As to the second determination, it is undisputed that Arizona Tractor owns a 99% limited partnership interest in Brendon Way Co. As a limited partner, Arizona Tractor's rights in the assets of the partnership are greater than that of a mere shareholder in a corporation. See Magan Medical Clinic v. California State Bd. of Medical Exam., 249 Cal.App.2d 124, 57 Cal.Rptr. 256 (1967). It has the right to seek dissolution of the partnership (Uniform Limited Partnership Act, § 11 (1969); Ind. Code Anno. § 23-4-2-11 (Burns)) a right to share in the profits of the partnership (Uniform Limited Partnership Act, § 15 (1969); Ind. Code Anno. § 23-4-2-15 (Burns)) and upon dissolution, a return of contribution and a share in the partnership assets, (Uniform Limited Partnership Act, § 23 (1969); Ind. Code Anno. § 23-4-2-23 (Burns).) Because of the nature of these rights, they have, in our opinion, become "localized in connection with a business . . . [outside] this State so that its substantial use and value attach to and become an asset of the business . . . [outside] this State." Commission Regulation R15-2-135-8.
See Rev.Proc. 74-17, 1974-22 Int. Rev. Bulletin 17, requiring, for federal income tax purposes, that the general partners must own at least 1% of the partnership.
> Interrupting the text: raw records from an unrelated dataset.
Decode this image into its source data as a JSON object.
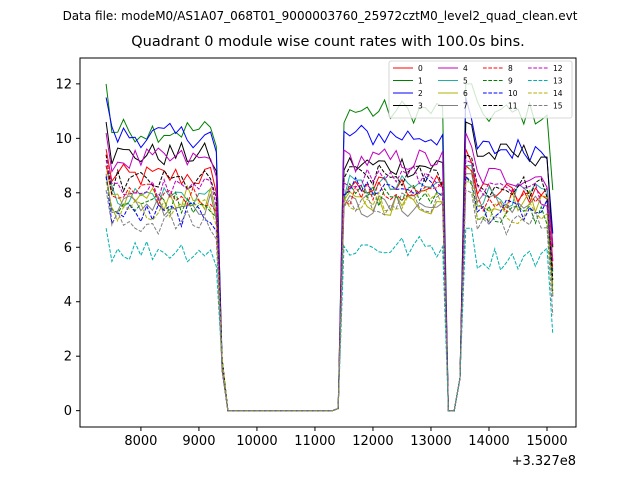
{
  "suptitle": "Data file: modeM0/AS1A07_068T01_9000003760_25972cztM0_level2_quad_clean.evt",
  "chart_data": {
    "type": "line",
    "title": "Quadrant 0 module wise count rates with 100.0s bins.",
    "xlabel": "",
    "ylabel": "",
    "x_offset_label": "+3.327e8",
    "xlim": [
      6950,
      15500
    ],
    "ylim": [
      -0.6,
      12.95
    ],
    "xticks": [
      8000,
      9000,
      10000,
      11000,
      12000,
      13000,
      14000,
      15000
    ],
    "yticks": [
      0,
      2,
      4,
      6,
      8,
      10,
      12
    ],
    "segments": [
      {
        "x_start": 7400,
        "x_end": 9300,
        "step": 100
      },
      {
        "x_start": 11500,
        "x_end": 13200,
        "step": 100
      },
      {
        "x_start": 13600,
        "x_end": 15100,
        "step": 100
      }
    ],
    "gap_points": [
      9400,
      9500,
      11400,
      13300,
      13400,
      13500
    ],
    "series": [
      {
        "name": "0",
        "color": "#ff0000",
        "dash": "solid",
        "levels": [
          8.6,
          8.2,
          8.0
        ],
        "peak": 9.6
      },
      {
        "name": "1",
        "color": "#008000",
        "dash": "solid",
        "levels": [
          10.3,
          11.0,
          10.9
        ],
        "peak": 12.0
      },
      {
        "name": "2",
        "color": "#0000ff",
        "dash": "solid",
        "levels": [
          10.1,
          10.1,
          9.6
        ],
        "peak": 11.5
      },
      {
        "name": "3",
        "color": "#000000",
        "dash": "solid",
        "levels": [
          9.4,
          9.0,
          9.4
        ],
        "peak": 10.6
      },
      {
        "name": "4",
        "color": "#c000c0",
        "dash": "solid",
        "levels": [
          9.2,
          9.2,
          8.6
        ],
        "peak": 10.2
      },
      {
        "name": "5",
        "color": "#20b0a0",
        "dash": "solid",
        "levels": [
          7.9,
          8.2,
          7.9
        ],
        "peak": 9.0
      },
      {
        "name": "6",
        "color": "#b0b000",
        "dash": "solid",
        "levels": [
          7.8,
          7.6,
          7.7
        ],
        "peak": 9.0
      },
      {
        "name": "7",
        "color": "#808080",
        "dash": "solid",
        "levels": [
          7.6,
          7.5,
          7.6
        ],
        "peak": 8.7
      },
      {
        "name": "8",
        "color": "#ff0000",
        "dash": "dashed",
        "levels": [
          7.9,
          8.0,
          7.7
        ],
        "peak": 9.0
      },
      {
        "name": "9",
        "color": "#008000",
        "dash": "dashed",
        "levels": [
          7.7,
          7.9,
          7.2
        ],
        "peak": 8.6
      },
      {
        "name": "10",
        "color": "#0000ff",
        "dash": "dashed",
        "levels": [
          7.2,
          8.2,
          7.3
        ],
        "peak": 8.6
      },
      {
        "name": "11",
        "color": "#000000",
        "dash": "dashed",
        "levels": [
          8.4,
          8.6,
          8.2
        ],
        "peak": 9.4
      },
      {
        "name": "12",
        "color": "#c000c0",
        "dash": "dashed",
        "levels": [
          8.1,
          8.6,
          8.0
        ],
        "peak": 9.2
      },
      {
        "name": "13",
        "color": "#00b0b0",
        "dash": "dashed",
        "levels": [
          5.9,
          6.0,
          5.6
        ],
        "peak": 6.7
      },
      {
        "name": "14",
        "color": "#b0b000",
        "dash": "dashed",
        "levels": [
          7.4,
          7.8,
          7.3
        ],
        "peak": 8.4
      },
      {
        "name": "15",
        "color": "#808080",
        "dash": "dashed",
        "levels": [
          6.9,
          7.6,
          6.9
        ],
        "peak": 8.1
      }
    ]
  }
}
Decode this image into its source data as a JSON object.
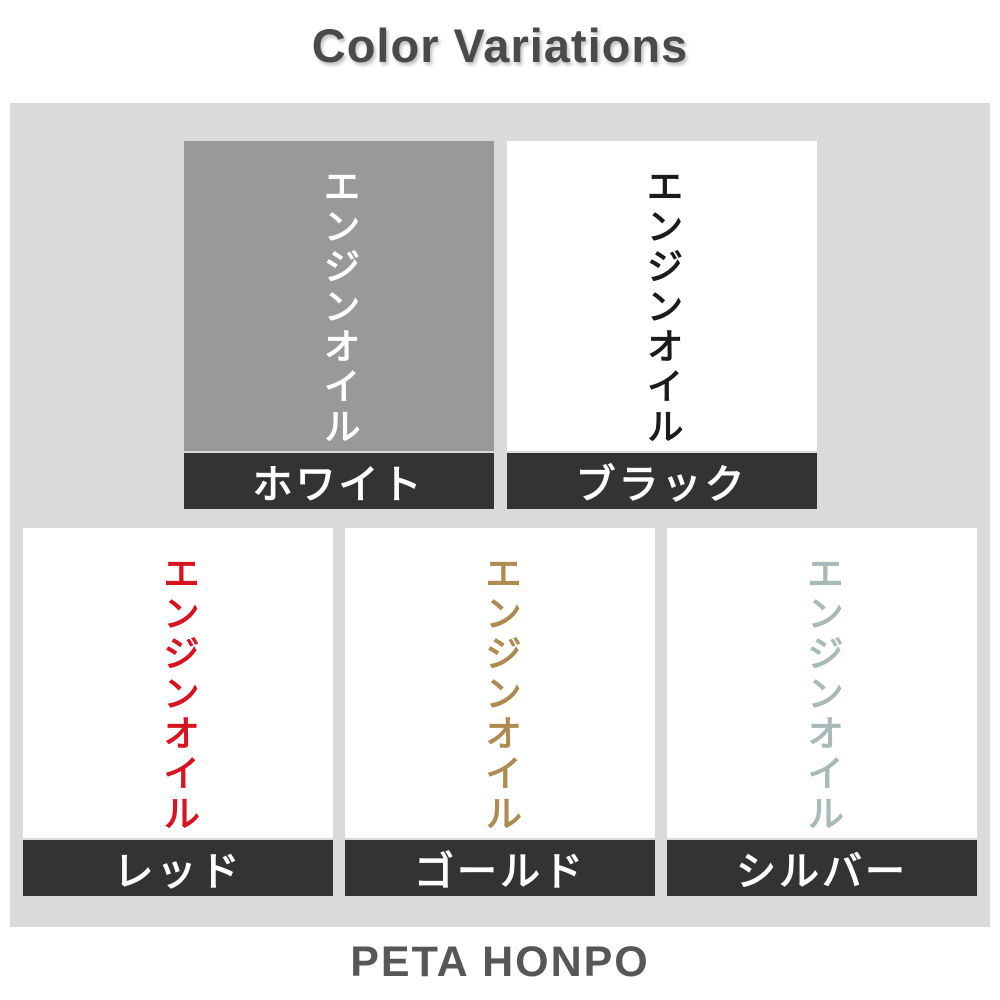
{
  "title": "Color Variations",
  "footer": "PETA HONPO",
  "product_text": "エンジンオイル",
  "colors": {
    "page_bg": "#ffffff",
    "panel_bg": "#dadada",
    "label_bar_bg": "#333333",
    "label_text": "#ffffff",
    "title_text": "#4a4a4a",
    "footer_text": "#575757"
  },
  "variants": [
    {
      "name": "ホワイト",
      "swatch_bg": "#999999",
      "text_color": "#ffffff"
    },
    {
      "name": "ブラック",
      "swatch_bg": "#ffffff",
      "text_color": "#1b1b1b"
    },
    {
      "name": "レッド",
      "swatch_bg": "#ffffff",
      "text_color": "#d61520"
    },
    {
      "name": "ゴールド",
      "swatch_bg": "#ffffff",
      "text_color": "#ad8b52"
    },
    {
      "name": "シルバー",
      "swatch_bg": "#ffffff",
      "text_color": "#a9b9b8"
    }
  ]
}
Finally, we think it important in determining whether the "intangible personal property interest" has acquired a business situs outside the state, to ascertain whether the income generated by that personal property interest would be taxed by the state where the income is generated. This is so, for it appears to be the public policy of Arizona to avoid taxation of the same income by more than one state. See A.R.S. § 43-128 (allowing Arizona residents a credit for taxes paid to another state); A.R.S. § 43-114 (taxing nonresidents only on income from sources within this state or which has acquired a business situs in this state); A.R.S. § 43-135(g) (excluding from corporate income; income derived from sources outside the state.)
It is clear that the income derived by Arizona Tractor on its limited partnership interests in Indiana would be taxed by the state of Indiana. Ind. Code Anno. § 6-3-2-2 (Burns) provides in part:
"(a) With regard to corporations and non-resident persons `adjusted gross income derived from sources within the state of Indiana' for the purposes of this article . . . shall mean and include income from real or tangible personal property located in this state; income from doing business in this state; income from a trade or profession conducted in this state. . . ."
Compare Arizona Tax Commission Regulation R15-2-114-2 which provides that "Income from sources within this State includes income from real or tangible personal property located in this State . . .; income from a business, trade or profession carried on within this State. . . ."
We therefore conclude because of the taxable nature of a partnership, the nature of a limited partner's interest and the public policy of this state that Arizona Tractor's "intangible personal property interest has acquired a business situs outside this state" within the meaning of Tax Commission Regulation R15-2-135-8 and is thus not taxable by the State of Arizona. From this conclusion it necessarily follows that losses from such an acquired business situs are likewise not deductible on Arizona income tax returns.
The judgment of the trial court is affirmed.
OGG, J., and FROEB, C.J., Division 1, concur.